El pasado 14 de setiembre se cumplieron 30 años desde que empezó a reconocerse el Día Latinoamericano de la Imagen de la Mujer en los Medios. Y este aniversario nos encuentra con que, según el Proyecto de Monitoreo, en ninguna de la información presentada en el país “se intenta al menos cuestionar sobre los estereotipos de género”, con que existe solo un 6% de cobertura a casos de violencia contra la mujer, con que un ‘’68% opina que (los medios) se aprovechan del dolor humano, con que las imágenes se eligen ‘’de manera sensacionalista y eso incrementa una cultura de violencia en la ciudadanía’'.
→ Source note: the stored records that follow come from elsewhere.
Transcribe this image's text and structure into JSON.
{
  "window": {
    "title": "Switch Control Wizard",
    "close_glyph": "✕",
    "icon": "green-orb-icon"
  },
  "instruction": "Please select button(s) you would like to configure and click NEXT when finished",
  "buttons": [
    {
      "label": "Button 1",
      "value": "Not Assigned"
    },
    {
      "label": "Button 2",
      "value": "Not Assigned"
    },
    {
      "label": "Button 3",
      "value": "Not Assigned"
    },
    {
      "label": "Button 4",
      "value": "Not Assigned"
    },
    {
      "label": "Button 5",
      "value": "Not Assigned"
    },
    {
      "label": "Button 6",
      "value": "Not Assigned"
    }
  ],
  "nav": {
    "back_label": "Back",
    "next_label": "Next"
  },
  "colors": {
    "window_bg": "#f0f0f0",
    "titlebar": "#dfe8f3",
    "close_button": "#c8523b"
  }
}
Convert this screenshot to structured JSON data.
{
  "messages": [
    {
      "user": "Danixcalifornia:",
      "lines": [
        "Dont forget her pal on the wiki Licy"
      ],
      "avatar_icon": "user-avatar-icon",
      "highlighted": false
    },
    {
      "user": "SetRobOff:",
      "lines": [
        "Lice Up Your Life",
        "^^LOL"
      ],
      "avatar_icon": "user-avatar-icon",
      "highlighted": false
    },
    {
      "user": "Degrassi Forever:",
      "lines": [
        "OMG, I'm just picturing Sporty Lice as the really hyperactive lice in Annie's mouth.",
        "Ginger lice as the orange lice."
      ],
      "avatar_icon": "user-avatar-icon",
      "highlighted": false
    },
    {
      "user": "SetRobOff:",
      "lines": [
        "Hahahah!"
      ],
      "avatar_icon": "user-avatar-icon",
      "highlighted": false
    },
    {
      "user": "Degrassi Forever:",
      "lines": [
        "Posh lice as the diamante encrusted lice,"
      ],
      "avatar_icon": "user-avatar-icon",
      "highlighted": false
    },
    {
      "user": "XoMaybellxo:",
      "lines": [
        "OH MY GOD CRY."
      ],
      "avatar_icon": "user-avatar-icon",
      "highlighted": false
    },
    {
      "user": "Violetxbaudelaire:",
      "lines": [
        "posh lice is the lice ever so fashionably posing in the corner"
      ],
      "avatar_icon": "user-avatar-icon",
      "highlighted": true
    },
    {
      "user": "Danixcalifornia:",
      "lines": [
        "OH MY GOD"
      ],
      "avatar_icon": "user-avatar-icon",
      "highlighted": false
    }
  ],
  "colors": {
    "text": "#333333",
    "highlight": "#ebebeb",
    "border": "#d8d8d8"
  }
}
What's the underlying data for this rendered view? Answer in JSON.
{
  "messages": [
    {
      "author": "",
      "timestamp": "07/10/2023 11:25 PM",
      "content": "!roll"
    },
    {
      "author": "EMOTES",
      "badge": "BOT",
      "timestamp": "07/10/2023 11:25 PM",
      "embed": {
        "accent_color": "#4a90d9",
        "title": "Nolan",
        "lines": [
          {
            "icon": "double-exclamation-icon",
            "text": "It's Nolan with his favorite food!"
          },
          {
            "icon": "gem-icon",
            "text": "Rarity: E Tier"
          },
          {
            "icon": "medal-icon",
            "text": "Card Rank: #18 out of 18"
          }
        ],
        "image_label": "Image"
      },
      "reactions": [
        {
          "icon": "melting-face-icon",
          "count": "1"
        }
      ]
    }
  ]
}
Los hallazgos son preocupantes, pero determinantes: no estamos haciendo las cosas bien. Pero nunca es tarde para aprender y desaprender. El fin no justifica los medios ni las páginas vistas la integridad de las mujeres. La sintonía no vale la sexualización de sus cuerpos ni nuestra comodidad la invisibilización de las disidencias, de ellas como especialistas, como voces con autoridad. Cuestionar esta grieta en las comunicaciones es abogar por un periodismo más completo y riguroso, con la otra mitad del mundo incluida como norma y no como excepción.